DAS BLAUE BAND
Es war einmal ein Mann, der war sehr arm und krank dazu. Als er nun fühlte, daß er sterben sollte, rief er seine Frau an sein Bett und sprach zu ihr: »Liebe Frau, ich fühle, daß es mit mir zu Ende geht; nun würde ich ruhig und ohne Sorgen sterben, wenn ich nur wüßte, daß es dir und unserem Karl nach meinem Tode gut ginge. Ich kann euch nichts hinterlassen, was euch vor Not schützen könnte; aber wenn ich gestorben bin, so geh' du mit unserm Sohn zu meinem Bruder, der jenseits des großen Waldes in einem Dorfe wohnt. Das ist ein wohlhabender Mann, und er ist immer brüderlich gegen mich gesinnt gewesen; der wird für euch sorgen.« Darauf starb der Mann; und als er begraben war, begab die Frau sich mit ihrem Sohn auf den Weg zu dem Bruder, wie ihr verstorbener Mann ihr befohlen hatte. Aber die Mutter haßte den Sohn und war ihm feind auf alle Weise; Karl aber war ein guter Junge und schon ziemlich erwachsen. Als sie nun eine gute Strecke gegangen waren, lag da ein blaues Band am Wege.

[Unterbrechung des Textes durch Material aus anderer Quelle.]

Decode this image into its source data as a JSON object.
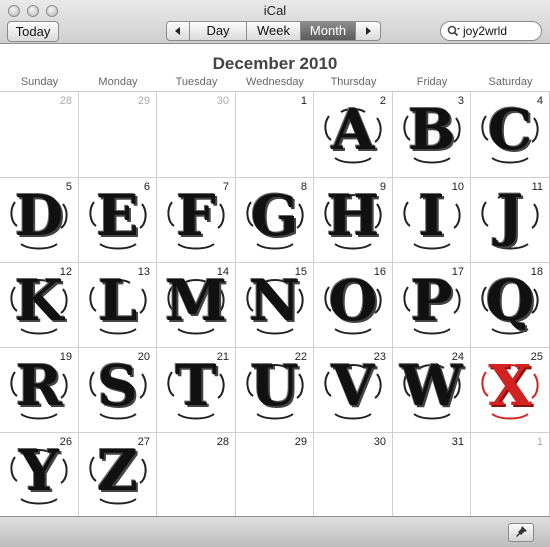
{
  "window": {
    "title": "iCal"
  },
  "toolbar": {
    "today_label": "Today",
    "prev_icon": "triangle-left-icon",
    "next_icon": "triangle-right-icon",
    "views": [
      {
        "label": "Day",
        "active": false
      },
      {
        "label": "Week",
        "active": false
      },
      {
        "label": "Month",
        "active": true
      }
    ]
  },
  "search": {
    "value": "joy2wrld",
    "icon": "magnifier-icon"
  },
  "calendar": {
    "month_title": "December 2010",
    "weekdays": [
      "Sunday",
      "Monday",
      "Tuesday",
      "Wednesday",
      "Thursday",
      "Friday",
      "Saturday"
    ],
    "weeks": [
      [
        {
          "day": "28",
          "dim": true,
          "letter": ""
        },
        {
          "day": "29",
          "dim": true,
          "letter": ""
        },
        {
          "day": "30",
          "dim": true,
          "letter": ""
        },
        {
          "day": "1",
          "dim": false,
          "letter": ""
        },
        {
          "day": "2",
          "dim": false,
          "letter": "A"
        },
        {
          "day": "3",
          "dim": false,
          "letter": "B"
        },
        {
          "day": "4",
          "dim": false,
          "letter": "C"
        }
      ],
      [
        {
          "day": "5",
          "dim": false,
          "letter": "D"
        },
        {
          "day": "6",
          "dim": false,
          "letter": "E"
        },
        {
          "day": "7",
          "dim": false,
          "letter": "F"
        },
        {
          "day": "8",
          "dim": false,
          "letter": "G"
        },
        {
          "day": "9",
          "dim": false,
          "letter": "H"
        },
        {
          "day": "10",
          "dim": false,
          "letter": "I"
        },
        {
          "day": "11",
          "dim": false,
          "letter": "J"
        }
      ],
      [
        {
          "day": "12",
          "dim": false,
          "letter": "K"
        },
        {
          "day": "13",
          "dim": false,
          "letter": "L"
        },
        {
          "day": "14",
          "dim": false,
          "letter": "M"
        },
        {
          "day": "15",
          "dim": false,
          "letter": "N"
        },
        {
          "day": "16",
          "dim": false,
          "letter": "O"
        },
        {
          "day": "17",
          "dim": false,
          "letter": "P"
        },
        {
          "day": "18",
          "dim": false,
          "letter": "Q"
        }
      ],
      [
        {
          "day": "19",
          "dim": false,
          "letter": "R"
        },
        {
          "day": "20",
          "dim": false,
          "letter": "S"
        },
        {
          "day": "21",
          "dim": false,
          "letter": "T"
        },
        {
          "day": "22",
          "dim": false,
          "letter": "U"
        },
        {
          "day": "23",
          "dim": false,
          "letter": "V"
        },
        {
          "day": "24",
          "dim": false,
          "letter": "W"
        },
        {
          "day": "25",
          "dim": false,
          "letter": "X",
          "highlight": true
        }
      ],
      [
        {
          "day": "26",
          "dim": false,
          "letter": "Y"
        },
        {
          "day": "27",
          "dim": false,
          "letter": "Z"
        },
        {
          "day": "28",
          "dim": false,
          "letter": ""
        },
        {
          "day": "29",
          "dim": false,
          "letter": ""
        },
        {
          "day": "30",
          "dim": false,
          "letter": ""
        },
        {
          "day": "31",
          "dim": false,
          "letter": ""
        },
        {
          "day": "1",
          "dim": true,
          "letter": ""
        }
      ]
    ]
  },
  "colors": {
    "highlight_letter": "#d32222",
    "letter": "#111111",
    "active_segment": "#6f6f6f"
  },
  "bottombar": {
    "pin_icon": "pushpin-icon"
  }
}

Karl bückte sich und wollte es aufnehmen, aber die Mutter sprach: »Laß doch das alte Band liegen; was willst du damit?« Karl aber dachte: »Wer weiß, wozu es gut ist! Es wäre doch wirklich schade, wenn das schmucke Band hier liegen bliebe«, nahm es also mit und band es heimlich, damit seine Mutter es nicht gewahr würde, unter seiner Jacke um den Arm. Da ward er nun so stark, daß niemand, so lange er das Band trug, ihm etwas anhaben konnte und alle ihn fürchten mußten.
Nun gingen sie weiter und kamen in den großen Wald, und nachdem sie lange darin herumgewandert waren, gelangten sie an eine Höhle. Da stand ein gedeckter Tisch da, besetzt mit herrlichen Speisen in silbernen Schüsseln. Karl sprach: »Da kommen wir just zur rechten Zeit, mich hungert schon lange; ich will mich erst einmal hier satt essen, das Essen scheint gut zu sein.« Nun setzten sie sich nieder und aßen und tranken nach Herzenslust. Als sie eben gegessen hatten, kam der große Riese, dem die Höhle gehörte, nach Hause; er war aber ganz freundlich und sprach: »Das ist recht, daß ihr schon zugelangt und nicht auf mich gewartet habt; wenn's euch hier gefällt, so könnt ihr gerne für immer bei mir in der Höhle bleiben«, und zu der Frau sagte er, daß sie seine Frau werden könnte. Sie sagten beide ja dazu, und nun lebten sie ganz vergnügt eine Zeitlang bei dem Riesen in der Höhle.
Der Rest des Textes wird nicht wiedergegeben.